Small Benchmark: CUDA's Dynamic Parallelism
Introduction
I implemented some statistical methods for selectivity estimations in
DBMS in the last weeks and tried out the dynmaic parallelism feature of
the compute capability 3.5., which is available on the K20 and the GTX
780 as well as the GTX Titan. Dynamic Parallelism means in short that CUDA
kernels can start other kernels. You can use a different number of workgroups
and threads for the nested kernels, hence the term dynamic.

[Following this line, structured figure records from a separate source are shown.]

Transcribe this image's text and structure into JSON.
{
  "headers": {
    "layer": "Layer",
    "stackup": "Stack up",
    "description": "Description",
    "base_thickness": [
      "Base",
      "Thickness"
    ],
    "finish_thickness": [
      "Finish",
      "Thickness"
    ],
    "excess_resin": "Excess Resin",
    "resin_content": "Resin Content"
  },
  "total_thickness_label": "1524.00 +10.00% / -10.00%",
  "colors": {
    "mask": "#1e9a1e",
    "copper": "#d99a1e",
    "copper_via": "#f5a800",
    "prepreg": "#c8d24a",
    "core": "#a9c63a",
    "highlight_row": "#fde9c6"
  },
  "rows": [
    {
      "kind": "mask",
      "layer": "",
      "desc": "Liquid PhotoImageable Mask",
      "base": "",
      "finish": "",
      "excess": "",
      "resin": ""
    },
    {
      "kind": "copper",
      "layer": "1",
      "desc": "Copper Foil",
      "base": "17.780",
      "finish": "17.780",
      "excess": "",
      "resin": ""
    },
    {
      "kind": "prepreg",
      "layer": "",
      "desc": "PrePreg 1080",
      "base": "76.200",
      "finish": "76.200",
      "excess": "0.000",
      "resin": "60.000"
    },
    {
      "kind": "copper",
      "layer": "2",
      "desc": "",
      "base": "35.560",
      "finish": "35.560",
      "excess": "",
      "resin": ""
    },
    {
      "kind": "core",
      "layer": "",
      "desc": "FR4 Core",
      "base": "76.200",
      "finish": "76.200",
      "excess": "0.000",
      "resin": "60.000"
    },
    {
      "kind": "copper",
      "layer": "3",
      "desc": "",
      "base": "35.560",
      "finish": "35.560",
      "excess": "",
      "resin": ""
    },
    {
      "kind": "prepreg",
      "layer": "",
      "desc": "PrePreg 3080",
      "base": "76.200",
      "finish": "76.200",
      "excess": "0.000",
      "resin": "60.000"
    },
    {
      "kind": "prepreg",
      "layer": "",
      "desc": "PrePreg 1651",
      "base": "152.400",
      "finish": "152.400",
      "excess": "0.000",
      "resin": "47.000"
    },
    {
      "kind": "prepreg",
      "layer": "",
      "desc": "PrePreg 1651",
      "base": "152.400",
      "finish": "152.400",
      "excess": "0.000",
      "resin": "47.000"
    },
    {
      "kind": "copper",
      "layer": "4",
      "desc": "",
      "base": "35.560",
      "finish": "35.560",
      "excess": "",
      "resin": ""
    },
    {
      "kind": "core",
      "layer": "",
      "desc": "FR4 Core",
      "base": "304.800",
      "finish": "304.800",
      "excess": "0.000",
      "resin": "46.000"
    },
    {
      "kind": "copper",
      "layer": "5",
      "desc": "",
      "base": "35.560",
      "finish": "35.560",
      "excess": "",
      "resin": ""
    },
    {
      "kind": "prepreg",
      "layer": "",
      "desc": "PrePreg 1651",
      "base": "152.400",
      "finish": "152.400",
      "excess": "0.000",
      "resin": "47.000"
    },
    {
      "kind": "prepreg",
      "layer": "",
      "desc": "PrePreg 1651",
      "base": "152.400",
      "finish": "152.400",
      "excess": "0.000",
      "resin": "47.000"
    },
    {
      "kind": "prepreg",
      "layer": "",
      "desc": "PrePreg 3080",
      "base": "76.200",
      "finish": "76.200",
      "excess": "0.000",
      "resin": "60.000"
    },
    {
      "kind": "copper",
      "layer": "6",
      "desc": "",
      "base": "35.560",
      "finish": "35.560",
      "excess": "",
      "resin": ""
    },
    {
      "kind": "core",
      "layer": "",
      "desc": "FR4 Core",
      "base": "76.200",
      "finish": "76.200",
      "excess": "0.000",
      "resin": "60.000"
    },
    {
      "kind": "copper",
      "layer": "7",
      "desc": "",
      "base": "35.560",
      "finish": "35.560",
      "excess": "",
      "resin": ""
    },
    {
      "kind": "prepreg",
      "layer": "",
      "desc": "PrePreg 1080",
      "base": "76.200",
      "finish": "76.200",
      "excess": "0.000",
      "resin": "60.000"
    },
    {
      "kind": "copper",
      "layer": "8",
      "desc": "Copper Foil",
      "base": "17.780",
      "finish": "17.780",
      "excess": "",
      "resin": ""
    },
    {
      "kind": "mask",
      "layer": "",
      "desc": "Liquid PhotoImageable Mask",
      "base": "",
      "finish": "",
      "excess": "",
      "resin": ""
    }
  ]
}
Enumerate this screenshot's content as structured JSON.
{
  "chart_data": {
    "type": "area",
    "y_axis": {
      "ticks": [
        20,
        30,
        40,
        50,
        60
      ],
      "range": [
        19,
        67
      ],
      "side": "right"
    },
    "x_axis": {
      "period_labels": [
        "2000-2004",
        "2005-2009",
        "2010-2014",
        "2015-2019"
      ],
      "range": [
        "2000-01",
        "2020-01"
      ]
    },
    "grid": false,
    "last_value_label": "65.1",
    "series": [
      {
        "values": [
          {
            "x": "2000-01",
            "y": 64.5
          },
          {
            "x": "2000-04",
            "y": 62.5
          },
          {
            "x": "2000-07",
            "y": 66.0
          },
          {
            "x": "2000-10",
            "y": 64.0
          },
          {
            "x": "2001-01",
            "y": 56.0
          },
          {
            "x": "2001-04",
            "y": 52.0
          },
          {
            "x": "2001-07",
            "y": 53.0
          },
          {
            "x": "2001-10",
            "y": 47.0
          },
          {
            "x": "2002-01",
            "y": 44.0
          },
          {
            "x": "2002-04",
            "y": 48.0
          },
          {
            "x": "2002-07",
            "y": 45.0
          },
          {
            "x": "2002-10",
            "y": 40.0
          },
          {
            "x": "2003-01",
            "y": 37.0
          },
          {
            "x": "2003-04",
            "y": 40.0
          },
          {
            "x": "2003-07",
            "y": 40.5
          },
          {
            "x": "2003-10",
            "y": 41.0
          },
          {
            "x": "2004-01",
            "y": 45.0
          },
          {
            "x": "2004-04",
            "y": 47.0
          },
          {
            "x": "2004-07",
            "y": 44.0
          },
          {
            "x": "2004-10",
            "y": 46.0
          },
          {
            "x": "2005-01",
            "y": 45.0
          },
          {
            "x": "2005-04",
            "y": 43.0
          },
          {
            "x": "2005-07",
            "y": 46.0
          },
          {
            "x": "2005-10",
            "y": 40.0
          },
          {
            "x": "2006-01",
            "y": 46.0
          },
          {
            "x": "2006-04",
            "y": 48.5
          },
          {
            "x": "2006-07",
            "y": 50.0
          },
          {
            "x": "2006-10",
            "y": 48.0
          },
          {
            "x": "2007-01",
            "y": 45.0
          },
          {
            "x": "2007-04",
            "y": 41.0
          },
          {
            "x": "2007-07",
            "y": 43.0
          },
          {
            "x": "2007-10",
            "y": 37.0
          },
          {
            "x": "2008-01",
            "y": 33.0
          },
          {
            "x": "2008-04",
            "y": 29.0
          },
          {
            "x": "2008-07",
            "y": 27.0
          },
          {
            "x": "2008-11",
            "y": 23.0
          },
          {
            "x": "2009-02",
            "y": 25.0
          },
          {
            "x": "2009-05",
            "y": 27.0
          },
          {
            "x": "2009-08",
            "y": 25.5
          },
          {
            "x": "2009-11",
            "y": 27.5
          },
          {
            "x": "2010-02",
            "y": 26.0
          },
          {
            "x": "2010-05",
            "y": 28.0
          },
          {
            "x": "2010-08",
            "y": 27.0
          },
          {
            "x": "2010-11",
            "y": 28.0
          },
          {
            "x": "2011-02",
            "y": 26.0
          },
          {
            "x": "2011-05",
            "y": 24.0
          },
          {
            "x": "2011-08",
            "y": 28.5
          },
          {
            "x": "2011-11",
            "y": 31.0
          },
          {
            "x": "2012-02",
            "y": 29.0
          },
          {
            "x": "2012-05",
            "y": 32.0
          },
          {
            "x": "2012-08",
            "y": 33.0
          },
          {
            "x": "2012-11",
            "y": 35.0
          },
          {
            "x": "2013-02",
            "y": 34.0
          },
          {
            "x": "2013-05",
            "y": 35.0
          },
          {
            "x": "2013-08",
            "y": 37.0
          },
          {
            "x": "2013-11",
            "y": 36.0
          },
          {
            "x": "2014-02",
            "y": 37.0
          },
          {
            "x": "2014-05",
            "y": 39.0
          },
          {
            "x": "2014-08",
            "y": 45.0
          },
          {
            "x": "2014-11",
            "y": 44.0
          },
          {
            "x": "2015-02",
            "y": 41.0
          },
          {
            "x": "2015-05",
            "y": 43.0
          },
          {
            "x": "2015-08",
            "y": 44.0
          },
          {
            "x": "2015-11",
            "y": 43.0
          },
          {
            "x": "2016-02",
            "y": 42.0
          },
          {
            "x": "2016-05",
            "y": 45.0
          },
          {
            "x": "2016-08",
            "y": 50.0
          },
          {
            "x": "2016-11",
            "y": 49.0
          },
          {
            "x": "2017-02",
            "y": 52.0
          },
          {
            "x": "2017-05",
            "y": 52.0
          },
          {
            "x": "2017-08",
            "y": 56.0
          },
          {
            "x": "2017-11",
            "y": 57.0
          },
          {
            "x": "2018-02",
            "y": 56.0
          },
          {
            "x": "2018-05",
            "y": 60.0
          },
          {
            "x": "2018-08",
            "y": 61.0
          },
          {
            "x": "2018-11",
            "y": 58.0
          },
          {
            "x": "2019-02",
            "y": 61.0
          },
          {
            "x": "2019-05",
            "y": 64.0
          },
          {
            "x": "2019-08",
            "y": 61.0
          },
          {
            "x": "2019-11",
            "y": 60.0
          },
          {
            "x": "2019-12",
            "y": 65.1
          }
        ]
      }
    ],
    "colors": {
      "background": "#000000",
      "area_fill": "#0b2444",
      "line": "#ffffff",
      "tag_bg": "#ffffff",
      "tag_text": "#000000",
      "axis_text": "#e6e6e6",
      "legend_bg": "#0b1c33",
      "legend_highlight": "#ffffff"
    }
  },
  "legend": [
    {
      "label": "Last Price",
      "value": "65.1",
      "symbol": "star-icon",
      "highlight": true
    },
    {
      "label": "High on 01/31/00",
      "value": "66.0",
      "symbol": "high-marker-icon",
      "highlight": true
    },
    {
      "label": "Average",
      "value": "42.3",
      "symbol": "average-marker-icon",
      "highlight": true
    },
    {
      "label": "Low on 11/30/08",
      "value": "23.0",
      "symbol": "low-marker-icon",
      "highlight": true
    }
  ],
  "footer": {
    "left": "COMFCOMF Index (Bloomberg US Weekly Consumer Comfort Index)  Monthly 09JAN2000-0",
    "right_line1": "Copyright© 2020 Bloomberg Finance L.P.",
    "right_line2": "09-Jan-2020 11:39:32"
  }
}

Together with
the possbility to allocate global memory from inside kernels, which is
available since Fermi, this allows the developer to do almost everything
inside kernels without involving the CPU.
After the first working implementation of my algorithms I also implemented
a version without dynamic parallelism and was surprise that this ran around
10% faster on the same GPU. So I did a little test-run to verify that the
slower execution time was because of dynamic parallelism.
Experiment
I call a simple multiply-kernel a thousand times.
#include <stdio.h>
#include <sys/time.h>
#include "cuda_runtime.h"
double time_in_seconds (void) {
struct timeval tv;
gettimeofday(&tv, NULL);
return (double)tv.tv_sec + (double)tv.tv_usec / 1000000.0;
}
__global__ void multiply(const double* a, const double* b, double*c) {
const int tidx = threadIdx.x + blockDim.x * blockIdx.x;
c[tidx] = a[tidx]*b[tidx];
}
__global__ void multiply_dynpar(const double* a, const double* b, double*c, const uint size, const uint runs = 1000) {
const uint numThreads = 256;
const uint numWG = size/numThreads;
for(uint r=0;r<runs;++r) {
multiply<<<numWG,numThreads>>>(a,b,c);
cudaDeviceSynchronize();
}
}
void multiply_trad(const double* a, const double* b, double*c, const uint size, const uint runs = 1000) {
const uint numThreads = 256;
const uint numWG = size/numThreads;
for(uint r=0;r<runs;++r) {
multiply<<<numWG,numThreads>>>(a,b,c);
cudaThreadSynchronize();
}
}
int main(int argc, char** argv) {
uint s = 1000*10;
if(argc>1) {
s = atoi(argv[1]);
printf("Size: %d\n",s);
}
double *dev_a, *dev_b, *dev_c;
cudaMalloc( (void**)&dev_a, s*sizeof(double));
cudaMalloc( (void**)&dev_b, s*sizeof(double));
cudaMalloc( (void**)&dev_c, s*sizeof(double));
double t1,t2;
for(int i=0;i<2;++i) {
t1 = time_in_seconds();
multiply_dynpar<<<1,1>>>(dev_a,dev_b,dev_c,s);
cudaThreadSynchronize();
t2 = time_in_seconds();
printf("Time dynp: %.3f\n", t2-t1);
t1 = time_in_seconds();
multiply_trad(dev_a,dev_b,dev_c,s);
t2 = time_in_seconds();
printf("Time trad: %.3f\n", t2-t1);
}
}
And here are the results:
> test_dynamicpar/Release/test_dynamicpar
Time trad: 0.023
Time dynp: 0.030
Time trad: 0.021
Time dynp: 0.029
> test_dynamicpar/Release/test_dynamicpar 100000
Size: 100000
Time trad: 0.039
Time dynp: 0.053
Time trad: 0.038
Time dynp: 0.052
> test_dynamicpar/Release/test_dynamicpar 1000000
Size: 1000000
Time trad: 0.181
Time dynp: 0.196
Time trad: 0.180
Time dynp: 0.195
> test_dynamicpar/Release/test_dynamicpar 10000000
Size: 10000000
Time trad: 1.604
Time dynp: 1.675
Time trad: 1.601
Time dynp: 1.675
As you can see, the execution time for the traditional approach is always a bit lower. If you have some explanation, I'll be happy to hear it.